L’importance qu’accorde la Compagnie du Nord-Ouest aux soins de la santé est visible par les deux bâtiments érigés à cet effet. Jusqu’en 1811, la maison du docteur et de l’apothicaire est probablement le seul endroit où on peut obtenir des soins médicaux. Dès 1816, un hôpital est construit, comme le montre le Plan de Selkirk. De plus, la Compagnie du Nord-Ouest maintient toujours un docteur au Fort William pendant les mois d’été. La plupart des employés n’ont accès qu’à des traitements d’urgence pendant le reste de l’année.
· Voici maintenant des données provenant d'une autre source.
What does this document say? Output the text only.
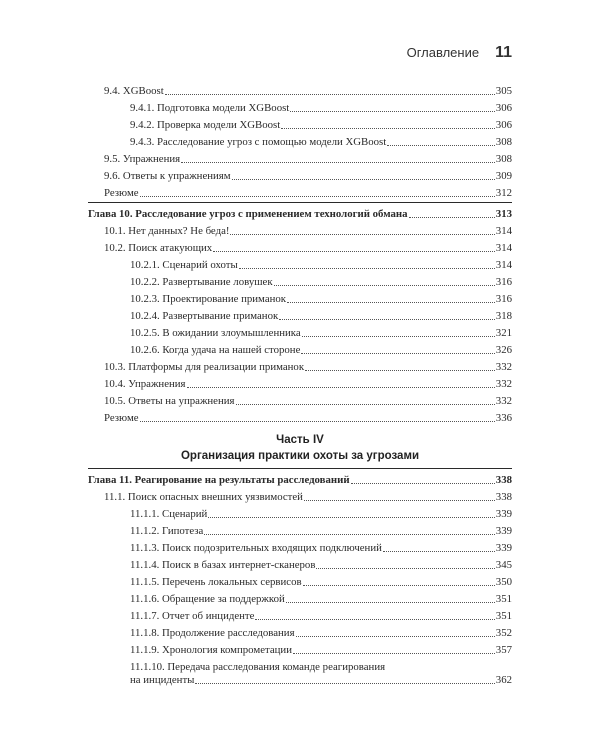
Оглавление 11
9.4. XGBoost	305
9.4.1. Подготовка модели XGBoost	306
9.4.2. Проверка модели XGBoost	306
9.4.3. Расследование угроз с помощью модели XGBoost	308
9.5. Упражнения	308
9.6. Ответы к упражнениям	309
Резюме	312
Глава 10. Расследование угроз с применением технологий обмана	313
10.1. Нет данных? Не беда!	314
10.2. Поиск атакующих	314
10.2.1. Сценарий охоты	314
10.2.2. Развертывание ловушек	316
10.2.3. Проектирование приманок	316
10.2.4. Развертывание приманок	318
10.2.5. В ожидании злоумышленника	321
10.2.6. Когда удача на нашей стороне	326
10.3. Платформы для реализации приманок	332
10.4. Упражнения	332
10.5. Ответы на упражнения	332
Резюме	336
Часть IV
Организация практики охоты за угрозами
Глава 11. Реагирование на результаты расследований	338
11.1. Поиск опасных внешних уязвимостей	338
11.1.1. Сценарий	339
11.1.2. Гипотеза	339
11.1.3. Поиск подозрительных входящих подключений	339
11.1.4. Поиск в базах интернет-сканеров	345
11.1.5. Перечень локальных сервисов	350
11.1.6. Обращение за поддержкой	351
11.1.7. Отчет об инциденте	351
11.1.8. Продолжение расследования	352
11.1.9. Хронология компрометации	357
11.1.10. Передача расследования команде реагирования
на инциденты	362
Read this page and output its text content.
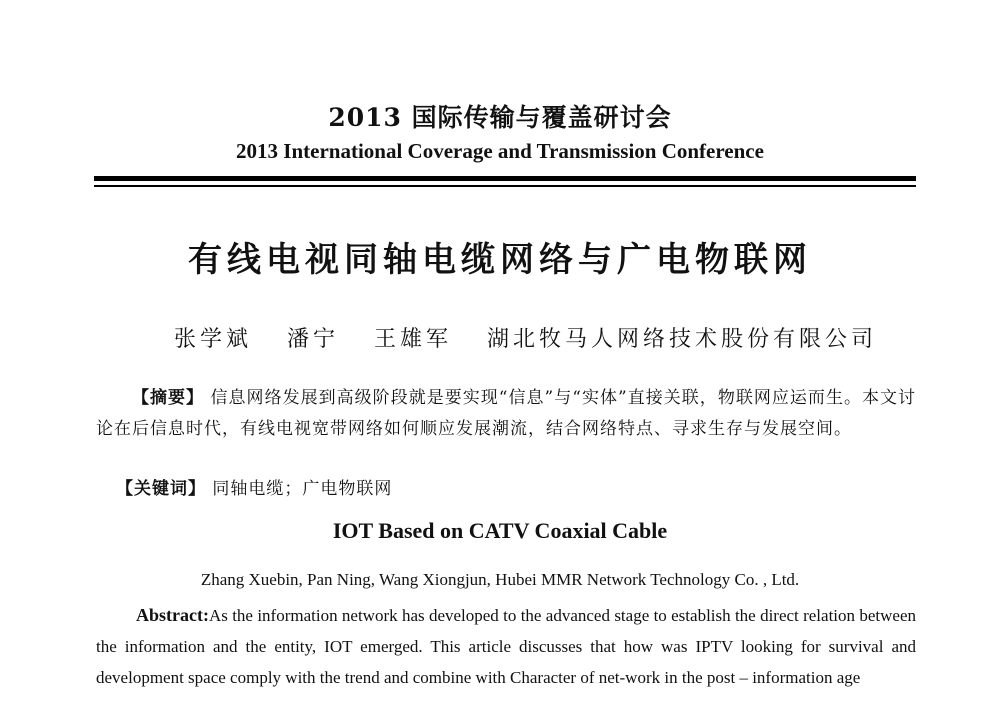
2013 国际传输与覆盖研讨会
2013 International Coverage and Transmission Conference
有线电视同轴电缆网络与广电物联网
张学斌 潘宁 王雄军 湖北牧马人网络技术股份有限公司
【摘要】 信息网络发展到高级阶段就是要实现“信息”与“实体”直接关联，物联网应运而生。本文讨论在后信息时代，有线电视宽带网络如何顺应发展潮流，结合网络特点、寻求生存与发展空间。
【关键词】 同轴电缆；广电物联网
IOT Based on CATV Coaxial Cable
Zhang Xuebin, Pan Ning, Wang Xiongjun, Hubei MMR Network Technology Co. , Ltd.
Abstract:As the information network has developed to the advanced stage to establish the direct relation between the information and the entity, IOT emerged. This article discusses that how was IPTV looking for survival and development space comply with the trend and combine with Character of net-work in the post – information age
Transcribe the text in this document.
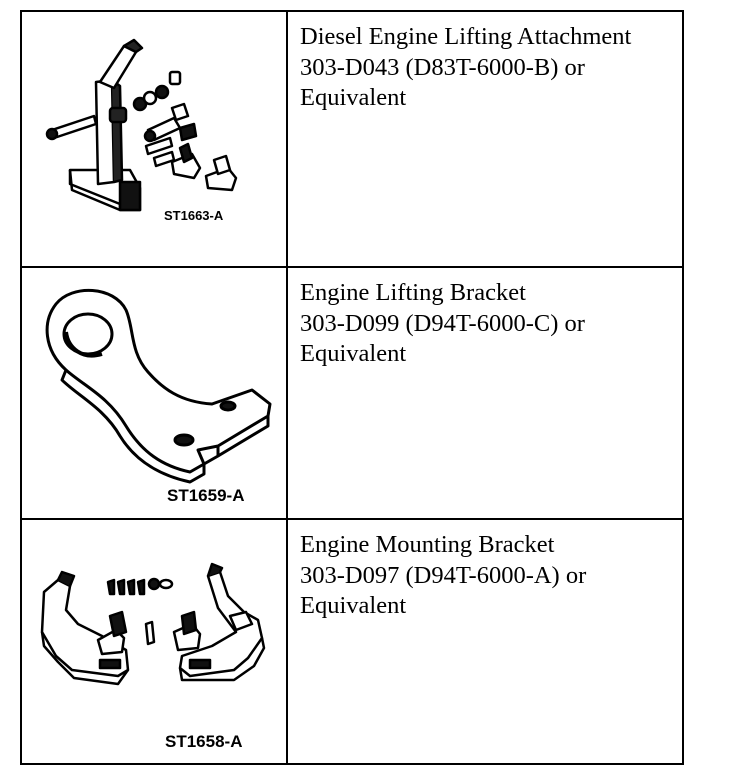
ST1663-A
Diesel Engine Lifting Attachment
303-D043 (D83T-6000-B) or
Equivalent
ST1659-A
Engine Lifting Bracket
303-D099 (D94T-6000-C) or
Equivalent
ST1658-A
Engine Mounting Bracket
303-D097 (D94T-6000-A) or
Equivalent
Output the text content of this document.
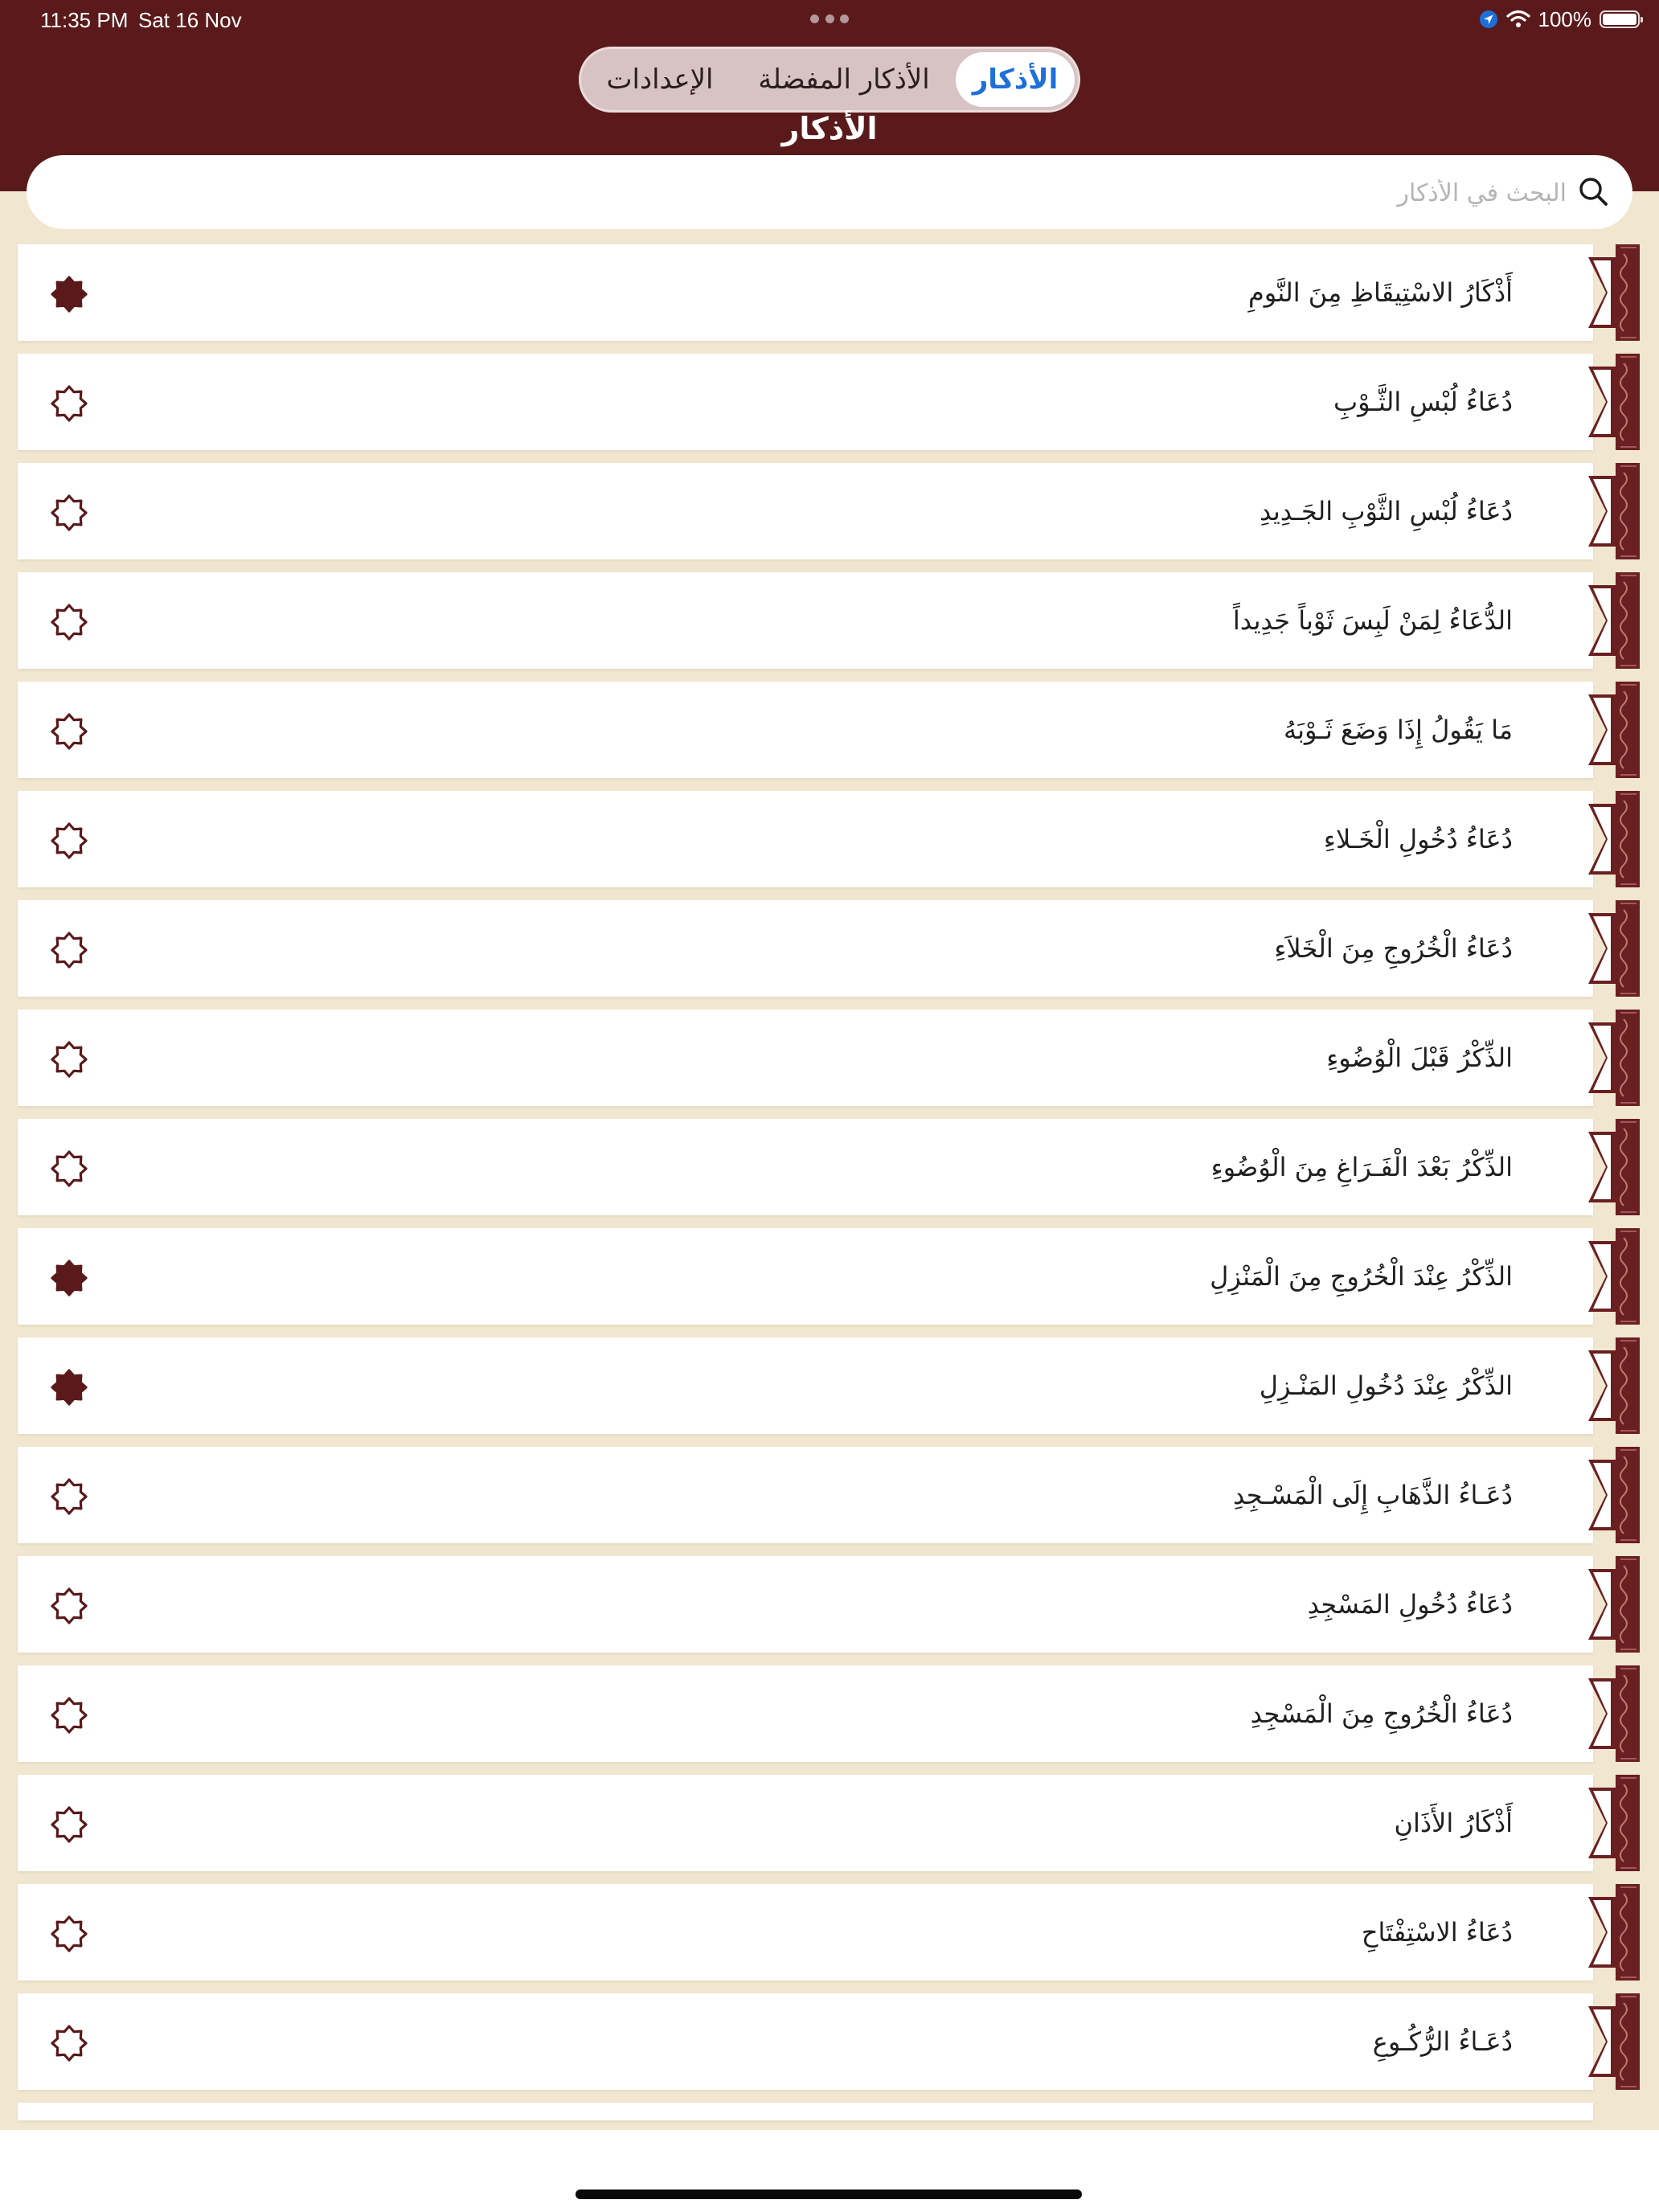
11:35 PM Sat 16 Nov	100%
الأذكار
الأذكار المفضلة
الإعدادات
الأذكار
البحث في الأذكار
أَذْكَارُ الاسْتِيقَاظِ مِنَ النَّومِ
دُعَاءُ لُبْسِ الثَّـوْبِ
دُعَاءُ لُبْسِ الثَّوْبِ الجَـدِيدِ
الدُّعَاءُ لِمَنْ لَبِسَ ثَوْباً جَدِيداً
مَا يَقُولُ إِذَا وَضَعَ ثَـوْبَهُ
دُعَاءُ دُخُولِ الْخَـلاءِ
دُعَاءُ الْخُرُوجِ مِنَ الْخَلاَءِ
الذِّكْرُ قَبْلَ الْوُضُوءِ
الذِّكْرُ بَعْدَ الْفَـرَاغِ مِنَ الْوُضُوءِ
الذِّكْرُ عِنْدَ الْخُرُوجِ مِنَ الْمَنْزِلِ
الذِّكْرُ عِنْدَ دُخُولِ المَنْـزِلِ
دُعَـاءُ الذَّهَابِ إِلَى الْمَسْـجِدِ
دُعَاءُ دُخُولِ المَسْجِدِ
دُعَاءُ الْخُرُوجِ مِنَ الْمَسْجِدِ
أَذْكَارُ الأَذَانِ
دُعَاءُ الاسْتِفْتَاحِ
دُعَـاءُ الرُّكُـوعِ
Il existe donc un grand besoin d’installations médicales au Fort William. 

Les maux dont souffrent les commerçants de fourrures sont la fièvre, le rhume, les infections, les coupures et blessures, ainsi que les maladies vénériennes.  Les hernies, causées par de lourds chargements, sont communes chez les voyageurs. Dans l’ère qui précède les antiseptiques et les antibiotiques,  on compte des remèdes tels les saignées, les purgatifs, les vomitifs, les expectorants, ainsi que les baumes et potions de toutes sortes.

On n’a pas déterminé exactement en quoi l’hôpital diffère de la maison de l’apothicaire. Puisque l’apothicaire occupe une grande superficie dans le bâtiment que l’on connaît sous le nom de « maison du Dr McLoughlin et de l’apothicaire », il se pourrait qu’on s’en soit servi à des fins de traitements ou de convalescence même après la construction de l’hôpital.